Мне нравится этот холод. Капельки стекают по поверхности банки, которая мерцает на бледном свету, притягивая мое внимание, полностью овладевают, заставляя плестись медленно в сторону выхода. Перебираю ногами, крутя в руках, не думаю поправить локоны волос, которые демонстрируют всё то безумие, творящееся в голове. Говорить с кем-то, давать ответы на вопросы, которые мало кого интересуют. Пустая болтовня, но такая необходимая для такой, как я. Тяжело справиться с ощущением «неправильности» внутри, мой внутренний голос будто постоянно терроризирует мозг, повторяя: «Ты явно не в себе, Эмили Хоуп».
Эмили.

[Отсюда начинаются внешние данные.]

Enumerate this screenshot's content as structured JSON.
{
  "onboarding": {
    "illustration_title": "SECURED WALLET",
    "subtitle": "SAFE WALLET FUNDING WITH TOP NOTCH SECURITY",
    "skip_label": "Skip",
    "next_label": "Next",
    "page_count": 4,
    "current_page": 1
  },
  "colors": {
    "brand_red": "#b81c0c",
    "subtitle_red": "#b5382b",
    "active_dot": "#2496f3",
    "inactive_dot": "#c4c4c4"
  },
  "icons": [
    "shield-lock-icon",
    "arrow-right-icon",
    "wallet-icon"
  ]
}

Порой я забываю, как меня зовут, как звучит это имя, ведь давно не произношу его вслух. А кто произносит? Никто. Хоуп. Хоуп. Хоупхоупхоупхоуп. Я только «Хоуп». Никак не «Эмили». Словно как личность меня нет. Я лишь носитель фамилии моих родителей.

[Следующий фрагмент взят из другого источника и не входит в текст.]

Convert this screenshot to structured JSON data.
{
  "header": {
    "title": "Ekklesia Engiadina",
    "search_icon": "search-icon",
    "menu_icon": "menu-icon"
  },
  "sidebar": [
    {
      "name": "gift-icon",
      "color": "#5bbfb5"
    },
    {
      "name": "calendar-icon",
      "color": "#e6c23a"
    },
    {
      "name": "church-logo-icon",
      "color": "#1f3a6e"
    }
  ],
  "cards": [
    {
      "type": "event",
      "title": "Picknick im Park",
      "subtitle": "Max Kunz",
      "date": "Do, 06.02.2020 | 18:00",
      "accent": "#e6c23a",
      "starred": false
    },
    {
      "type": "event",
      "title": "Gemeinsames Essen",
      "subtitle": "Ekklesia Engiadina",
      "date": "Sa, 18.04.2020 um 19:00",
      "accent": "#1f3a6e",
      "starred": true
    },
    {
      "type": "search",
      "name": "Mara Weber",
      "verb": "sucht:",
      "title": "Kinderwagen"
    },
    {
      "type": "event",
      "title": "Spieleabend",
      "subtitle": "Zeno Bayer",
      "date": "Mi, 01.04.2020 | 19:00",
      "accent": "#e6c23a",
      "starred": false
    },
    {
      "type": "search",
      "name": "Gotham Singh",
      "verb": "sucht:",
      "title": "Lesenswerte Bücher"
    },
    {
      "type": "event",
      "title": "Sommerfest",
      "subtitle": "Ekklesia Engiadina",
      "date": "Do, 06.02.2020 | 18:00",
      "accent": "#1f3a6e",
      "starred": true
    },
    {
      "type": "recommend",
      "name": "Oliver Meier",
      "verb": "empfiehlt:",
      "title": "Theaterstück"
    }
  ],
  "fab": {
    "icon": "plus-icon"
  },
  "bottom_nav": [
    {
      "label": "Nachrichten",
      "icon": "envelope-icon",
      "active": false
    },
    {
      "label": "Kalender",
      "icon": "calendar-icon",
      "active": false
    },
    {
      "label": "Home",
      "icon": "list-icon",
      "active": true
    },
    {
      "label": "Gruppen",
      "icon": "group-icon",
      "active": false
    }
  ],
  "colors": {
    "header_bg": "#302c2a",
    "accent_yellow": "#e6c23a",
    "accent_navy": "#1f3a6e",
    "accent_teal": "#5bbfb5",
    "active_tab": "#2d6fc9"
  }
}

Пальцами пытаюсь открыть банку, пока автоматические двери открываются передо мной, выпуская на свежий воздух, кислород ударяет по вискам, отчего голова идет кругом, но не долго, поэтому поднимаю взгляд в ночное черное небо, поражаясь резкому ухудшению погоды. На нос падает капля дождя. Слишком одинокая, всего одна — и я прикрываю веки, наслаждаясь тем, что вскоре всё вокруг погрузится в грозовой хаос.

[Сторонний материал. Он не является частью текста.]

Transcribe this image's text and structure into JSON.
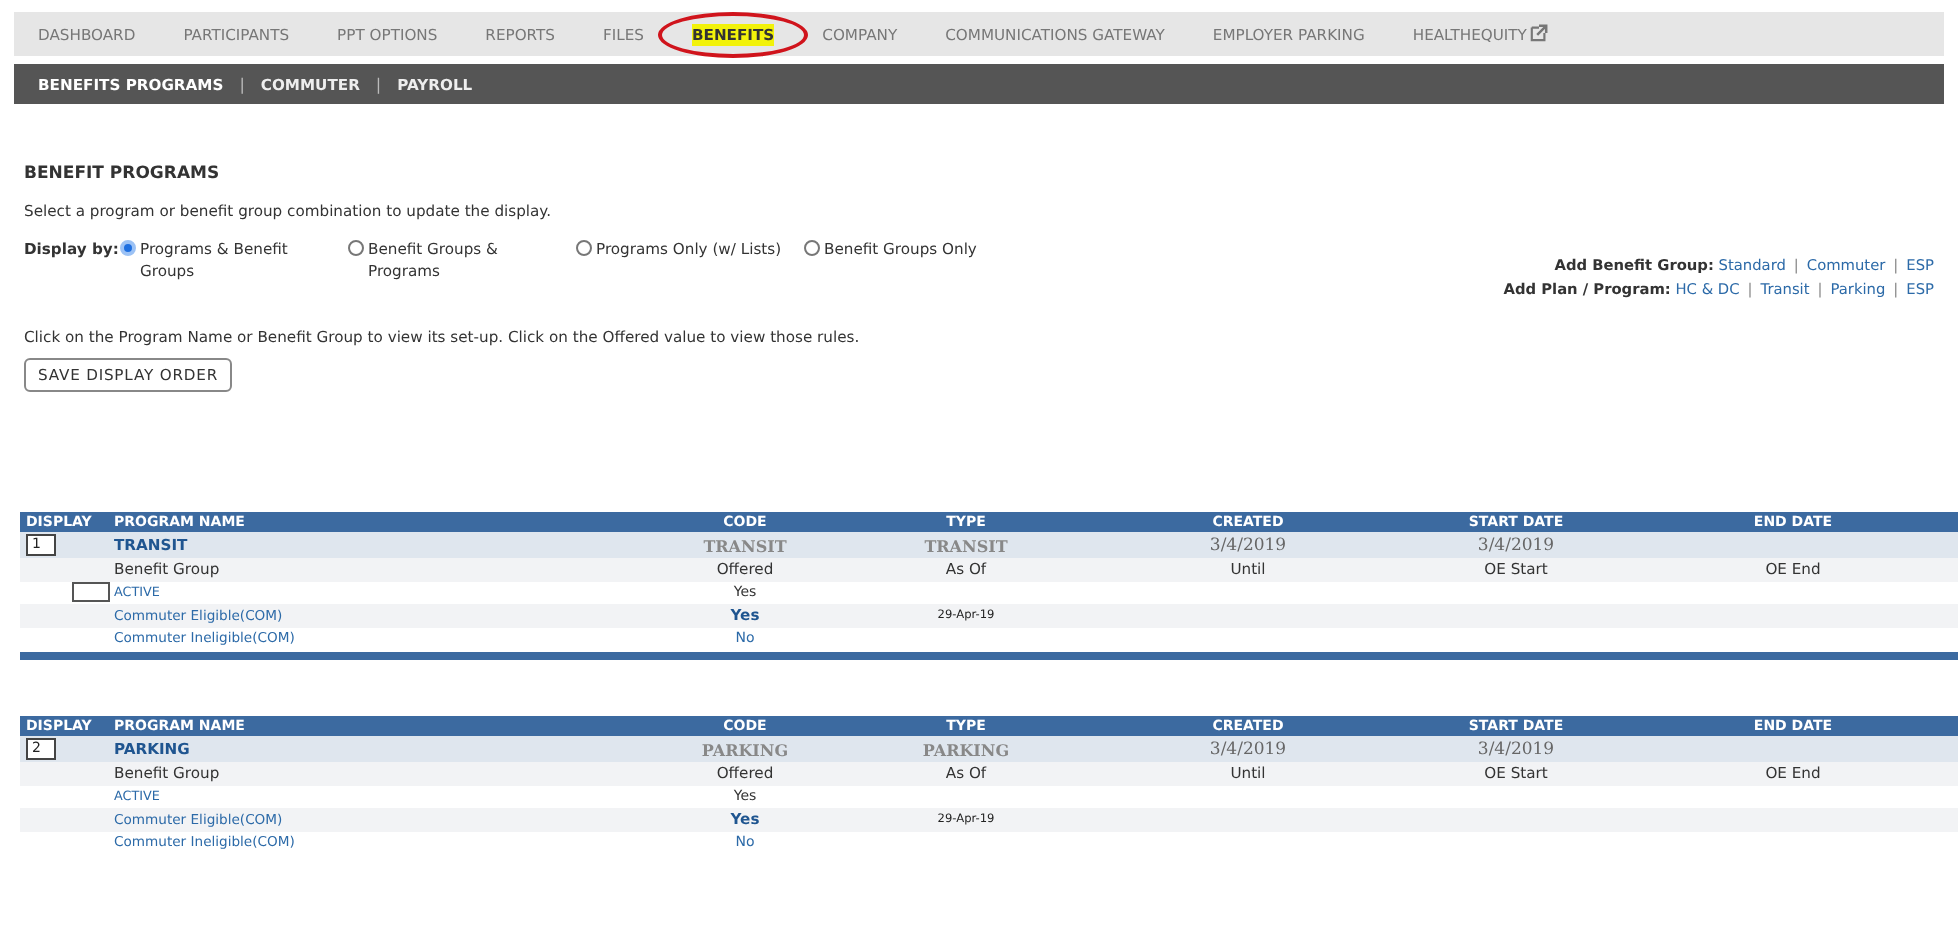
{
  "nav": [
    {
      "label": "DASHBOARD",
      "selected": false,
      "circled": false,
      "external": false
    },
    {
      "label": "PARTICIPANTS",
      "selected": false,
      "circled": false,
      "external": false
    },
    {
      "label": "PPT OPTIONS",
      "selected": false,
      "circled": false,
      "external": false
    },
    {
      "label": "REPORTS",
      "selected": false,
      "circled": false,
      "external": false
    },
    {
      "label": "FILES",
      "selected": false,
      "circled": false,
      "external": false
    },
    {
      "label": "BENEFITS",
      "selected": true,
      "circled": true,
      "external": false
    },
    {
      "label": "COMPANY",
      "selected": false,
      "circled": false,
      "external": false
    },
    {
      "label": "COMMUNICATIONS GATEWAY",
      "selected": false,
      "circled": false,
      "external": false
    },
    {
      "label": "EMPLOYER PARKING",
      "selected": false,
      "circled": false,
      "external": false
    },
    {
      "label": "HEALTHEQUITY",
      "selected": false,
      "circled": false,
      "external": true
    }
  ],
  "subnav": [
    {
      "label": "BENEFITS PROGRAMS",
      "selected": true
    },
    {
      "label": "COMMUTER",
      "selected": false
    },
    {
      "label": "PAYROLL",
      "selected": false
    }
  ],
  "separator": "|",
  "title": "BENEFIT PROGRAMS",
  "description": "Select a program or benefit group combination to update the display.",
  "display_by": {
    "label": "Display by:",
    "options": [
      {
        "label": "Programs & Benefit Groups",
        "selected": true
      },
      {
        "label": "Benefit Groups & Programs",
        "selected": false
      },
      {
        "label": "Programs Only (w/ Lists)",
        "selected": false
      },
      {
        "label": "Benefit Groups Only",
        "selected": false
      }
    ]
  },
  "add_links": [
    {
      "label": "Add Benefit Group:",
      "links": [
        "Standard",
        "Commuter",
        "ESP"
      ]
    },
    {
      "label": "Add Plan / Program:",
      "links": [
        "HC & DC",
        "Transit",
        "Parking",
        "ESP"
      ]
    }
  ],
  "instructions": "Click on the Program Name or Benefit Group to view its set-up. Click on the Offered value to view those rules.",
  "save_button": "SAVE DISPLAY ORDER",
  "tables": [
    {
      "columns": [
        "DISPLAY",
        "PROGRAM NAME",
        "CODE",
        "TYPE",
        "CREATED",
        "START DATE",
        "END DATE"
      ],
      "program": {
        "order": "1",
        "name": "TRANSIT",
        "code": "TRANSIT",
        "type": "TRANSIT",
        "created": "3/4/2019",
        "start_date": "3/4/2019"
      },
      "group_header": [
        "Benefit Group",
        "Offered",
        "As Of",
        "Until",
        "OE Start",
        "OE End"
      ],
      "rows": [
        {
          "name": "ACTIVE",
          "offered": "Yes",
          "kind": "plain",
          "order_field": true
        },
        {
          "name": "Commuter Eligible(COM)",
          "offered": "Yes",
          "kind": "bold-link",
          "as_of": "29-Apr-19",
          "order_field": false
        },
        {
          "name": "Commuter Ineligible(COM)",
          "offered": "No",
          "kind": "link",
          "order_field": false
        }
      ],
      "footer_bar": true
    },
    {
      "columns": [
        "DISPLAY",
        "PROGRAM NAME",
        "CODE",
        "TYPE",
        "CREATED",
        "START DATE",
        "END DATE"
      ],
      "program": {
        "order": "2",
        "name": "PARKING",
        "code": "PARKING",
        "type": "PARKING",
        "created": "3/4/2019",
        "start_date": "3/4/2019"
      },
      "group_header": [
        "Benefit Group",
        "Offered",
        "As Of",
        "Until",
        "OE Start",
        "OE End"
      ],
      "rows": [
        {
          "name": "ACTIVE",
          "offered": "Yes",
          "kind": "plain",
          "order_field": false
        },
        {
          "name": "Commuter Eligible(COM)",
          "offered": "Yes",
          "kind": "bold-link",
          "as_of": "29-Apr-19",
          "order_field": false
        },
        {
          "name": "Commuter Ineligible(COM)",
          "offered": "No",
          "kind": "link",
          "order_field": false
        }
      ],
      "footer_bar": false
    }
  ]
}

— Отвратительно, — моя реакция ожидает желать лучшего, ведь довольно медленно опускаю голову, только после этого и сам взгляд, различая силуэт высокого парня, который хмуро рассматривает стакан с кофе в руках, слегка покусывая губы, чтобы избавиться от непривычной горечи. Смотрю краем глаза на ОʼБрайена, молчу, немного теряясь в том, стоит ли вообще обдумывать ответ? Ждет ли парень что-то от меня? Такое же ворчание? Согласие? А может, он вовсе не нуждается в поддержании диалога? Я с удивительным спокойствием наблюдаю за Диланом, который принимает мое молчание за недопонимание, поэтому спешит разъяснить сказанное:
— Кофе, — опускает взгляд на стакан, еле заметно, будто с легкой нервозностью, моргнув. — Латте, — поправляет сам себя, повторно скользнув кончиком языка по нижней губе, как бы убеждаясь в своей неприязни к этому горячему напитку. — Какое-то не сладкое.
И первое, что вызывает непонимание — я не оглядываюсь. Не начинаю искать людей вокруг, чтобы увериться в том, что говорят точно со мной. Дилан точно обращается к моей персоне, так что странным становится иное. То самое второе, от которого язык сворачивается трубочкой. Мне неясно. Неясно мое отношение к подобному. С одной стороны стоит быть счастливой, что хоть кто-то замечает меня и пытается установить контакт, но с другой — нравится ли мне это? Не всегда наши желания совпадают с тем, что мы можем выдержать.
Могу ли я выдержать общение с кем-то?
Но дальше «лучше».
— Ты любишь сладкое? — это правда я? Я не больна случайно? Говорю? Задаю вопрос? И мне интересен ответ? Действительно ли? Кажется, в голове эхом звучит «пение» кукушки, которая предупреждает, что дела явно плохи. Стоит уже бить тревогу и мчаться прочь отсюда? Подальше от этого места, чтобы скрыться в своей комнате?
Не могу быть уверенной.
— Нет, но подобное дерьмо не люблю, хотя сахар вряд ли сделает вкус лучше, — да, Дилан не мастер в выборе слов и выражений. Это стало понятно ещё с урока, когда он не постеснялся назвать учительницу свиньей. Что я точно поняла про ОʼБрайена, так это то, что он прямолинеен. Говорит, что думает, и не заботится, если это кого-то заденет. Будто подобное нормально. Для него уж точно. Именно поэтому он с такой невозмутимостью смотрит на меня, на всё то, что окружает, и кто окружает. Нет, у меня подозрительное предположение, что для Дилана не существует «кого-то». Его отношение к другим сравнимо с отношением к деревянной тумбе, покрытой слоем пыли.
— А ты, как понимаю, любишь горечь, — предполагает ОʼБрайен, слегка покосившись взглядом в сторону витрины магазина, всматривается, слабо подняв брови, словно что-то способно его удивить, а я не придаю этому внимания, поэтому сосредотачиваю все свои оставшиеся силы на то, чтобы дать вполне адекватный ответ. Такой, какой дал бы любой другой нормальный человек.